Texas Stamp


PD-0850-21, PD-0853-21, PD-0854-21 01/26/2022

1. “Does defense-elicited testimony that the victim’s allegations of sexual abuse are lies and the result of manipulation and coaching justify the admission of lay, rebuttal testimony from an officer that the victim’s allegations were credible?”

2. “If the officer’s brief victim-credibility testimony was not proper rebuttal, was it harmless error because other direct credibility testimony was later admitted without objection as proper rebuttal evidence?”

3.  “If the officer’s brief victim-credibility testimony was not proper rebuttal, was it harmless error under a traditional harm analysis?”


At Cook’s trial for three aggravated sexual assault offenses, the child victim’s credibility was central to the case because the victim made conflicting out-of-court statements and his relatives disagreed about the truth of his claims.  During the State’s case-in-chief, the police officer who obtained the arrest warrant for Cook explained that he did so because he did not think the victim was lying.   Defense counsel’s objection that the officer improperly commented on the credibility of a witness was overruled.  Cook was convicted. 

 A majority of the court of appeals reversed, holding that the admission of the officer’s opinion was harmful error.  It reasoned that the evidence was far from overwhelming and that the credibility of the family members who testified favorably for the victim depended on the victim’s credibility.   Likewise, the victim’s credibility was key and emphasized by the State in its closing.  The majority also pointed out that testimony from two State experts who had interviewed the victim did not alleviate the harm because neither testified about the victim’s credibility.  Thus, their testimony was not unobjected-to cumulative evidence.   The majority then observed that the officer’s testimony was akin to an expert because he was a nineteen-year veteran.  And his independence as an investigator―not being aligned with either party―was unique to him and thus carried a greater risk of harm by inviting the jury to defer to his credibility opinion.  In sum, under Schutz v. State, the officer’s opinion carried exceptional weight and an aura of reliability that could have caused the jury to abdicate its role.  957 S.W.2d 52, 72 (Tex. Crim.

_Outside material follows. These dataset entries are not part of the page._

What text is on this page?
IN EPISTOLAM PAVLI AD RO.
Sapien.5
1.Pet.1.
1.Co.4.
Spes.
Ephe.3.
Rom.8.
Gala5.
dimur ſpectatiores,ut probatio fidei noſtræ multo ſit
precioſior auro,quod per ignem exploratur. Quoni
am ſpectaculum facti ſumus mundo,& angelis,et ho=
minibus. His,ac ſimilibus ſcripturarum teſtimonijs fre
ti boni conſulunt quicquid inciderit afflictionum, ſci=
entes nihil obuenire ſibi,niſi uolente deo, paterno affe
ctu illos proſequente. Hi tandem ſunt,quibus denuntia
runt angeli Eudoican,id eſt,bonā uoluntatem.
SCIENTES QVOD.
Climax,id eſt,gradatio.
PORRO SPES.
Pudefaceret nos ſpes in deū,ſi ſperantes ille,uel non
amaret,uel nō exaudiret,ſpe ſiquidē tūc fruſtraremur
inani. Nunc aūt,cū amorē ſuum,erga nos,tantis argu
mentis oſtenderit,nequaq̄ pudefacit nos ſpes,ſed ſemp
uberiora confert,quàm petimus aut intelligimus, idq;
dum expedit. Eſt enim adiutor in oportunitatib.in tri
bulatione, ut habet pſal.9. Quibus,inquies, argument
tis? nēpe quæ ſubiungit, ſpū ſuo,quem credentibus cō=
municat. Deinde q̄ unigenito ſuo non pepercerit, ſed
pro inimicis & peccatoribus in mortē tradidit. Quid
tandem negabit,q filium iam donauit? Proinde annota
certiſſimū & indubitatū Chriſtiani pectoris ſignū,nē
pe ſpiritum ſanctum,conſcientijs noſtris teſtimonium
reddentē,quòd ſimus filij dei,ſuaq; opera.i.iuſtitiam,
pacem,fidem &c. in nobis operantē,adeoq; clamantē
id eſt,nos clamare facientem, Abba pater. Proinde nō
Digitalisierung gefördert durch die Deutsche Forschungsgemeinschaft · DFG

App. 1997). 

The dissent concluded there was no harm because the jury could assess the victim’s credibility, and the State’s experts touched on their evaluation of the victim’s veracity. 

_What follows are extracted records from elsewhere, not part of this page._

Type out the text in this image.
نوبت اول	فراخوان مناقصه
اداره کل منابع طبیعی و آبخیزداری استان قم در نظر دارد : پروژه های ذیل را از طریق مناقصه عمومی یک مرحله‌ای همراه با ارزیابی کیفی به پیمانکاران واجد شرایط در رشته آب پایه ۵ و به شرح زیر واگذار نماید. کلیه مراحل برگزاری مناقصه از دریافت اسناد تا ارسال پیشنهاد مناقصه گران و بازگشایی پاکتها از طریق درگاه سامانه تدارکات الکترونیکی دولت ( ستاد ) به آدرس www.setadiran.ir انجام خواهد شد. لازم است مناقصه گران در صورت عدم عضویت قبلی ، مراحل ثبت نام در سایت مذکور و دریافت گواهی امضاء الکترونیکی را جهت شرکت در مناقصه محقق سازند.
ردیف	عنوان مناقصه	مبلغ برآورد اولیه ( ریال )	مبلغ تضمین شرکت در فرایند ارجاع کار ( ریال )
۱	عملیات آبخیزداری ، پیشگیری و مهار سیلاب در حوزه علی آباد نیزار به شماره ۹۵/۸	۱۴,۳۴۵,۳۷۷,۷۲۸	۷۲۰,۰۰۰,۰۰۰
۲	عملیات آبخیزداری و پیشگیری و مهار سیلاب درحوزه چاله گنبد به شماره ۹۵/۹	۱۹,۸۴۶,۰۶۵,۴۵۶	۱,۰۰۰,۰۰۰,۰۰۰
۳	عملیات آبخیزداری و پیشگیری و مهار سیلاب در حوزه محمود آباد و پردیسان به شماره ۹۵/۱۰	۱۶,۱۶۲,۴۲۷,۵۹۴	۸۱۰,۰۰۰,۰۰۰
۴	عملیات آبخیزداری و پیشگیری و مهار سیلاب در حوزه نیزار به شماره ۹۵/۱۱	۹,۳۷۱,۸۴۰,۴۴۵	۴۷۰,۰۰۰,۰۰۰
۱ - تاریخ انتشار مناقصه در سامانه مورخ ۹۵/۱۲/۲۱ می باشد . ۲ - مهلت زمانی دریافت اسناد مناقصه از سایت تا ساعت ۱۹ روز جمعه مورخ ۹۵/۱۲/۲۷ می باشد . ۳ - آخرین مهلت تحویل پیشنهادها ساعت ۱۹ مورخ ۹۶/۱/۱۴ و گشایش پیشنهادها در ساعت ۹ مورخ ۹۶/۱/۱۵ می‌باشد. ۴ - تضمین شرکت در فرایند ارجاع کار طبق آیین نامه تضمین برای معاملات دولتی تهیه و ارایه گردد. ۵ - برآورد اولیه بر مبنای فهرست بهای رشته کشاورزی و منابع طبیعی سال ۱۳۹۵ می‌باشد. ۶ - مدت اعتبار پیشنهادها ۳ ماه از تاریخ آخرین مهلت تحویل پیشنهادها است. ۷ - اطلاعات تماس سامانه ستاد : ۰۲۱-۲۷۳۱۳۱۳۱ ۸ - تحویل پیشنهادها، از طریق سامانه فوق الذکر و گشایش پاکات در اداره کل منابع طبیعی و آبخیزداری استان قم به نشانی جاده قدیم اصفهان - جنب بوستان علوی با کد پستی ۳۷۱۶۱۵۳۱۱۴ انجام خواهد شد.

The State asserts that, contrary to Schutz, the lower-court majority failed to recognize that the officer’s opinion about the credibility of the victim’s allegations of sexual abuse was admissible rebuttal evidence.  The State first asserts that the officer’s opinion was a lay-credibility statement; he was not qualified as an expert.  Continuing, it argues that his lay opinion was proper rebuttal to the victim’s great-grandmother’s prior testimony that the victim was lying and that his allegations were the result of coaching and manipulation by his mother.   Alternatively, the State asserts that there is no harm because the same type of evidence was later admitted from the victim’s grandmother and aunt without objection.   Notably, the officer’s lay opinion was limited to explaining his determination that there was probable cause to get an arrest warrant.  It did not extend to the victim’s veracity beyond a reasonable doubt.  Lastly, the State contends that the majority erred in its traditional harm analysis.   The officer’s statement is not the linchpin the majority made it out to be.   In addition to the preceding factors, the victim’s testimony was detailed, the officer’s statement was brief, the State did not emphasize it, and the trial court sustained a prior objection to similar testimony and told the jury that they are responsible for deciding credibility.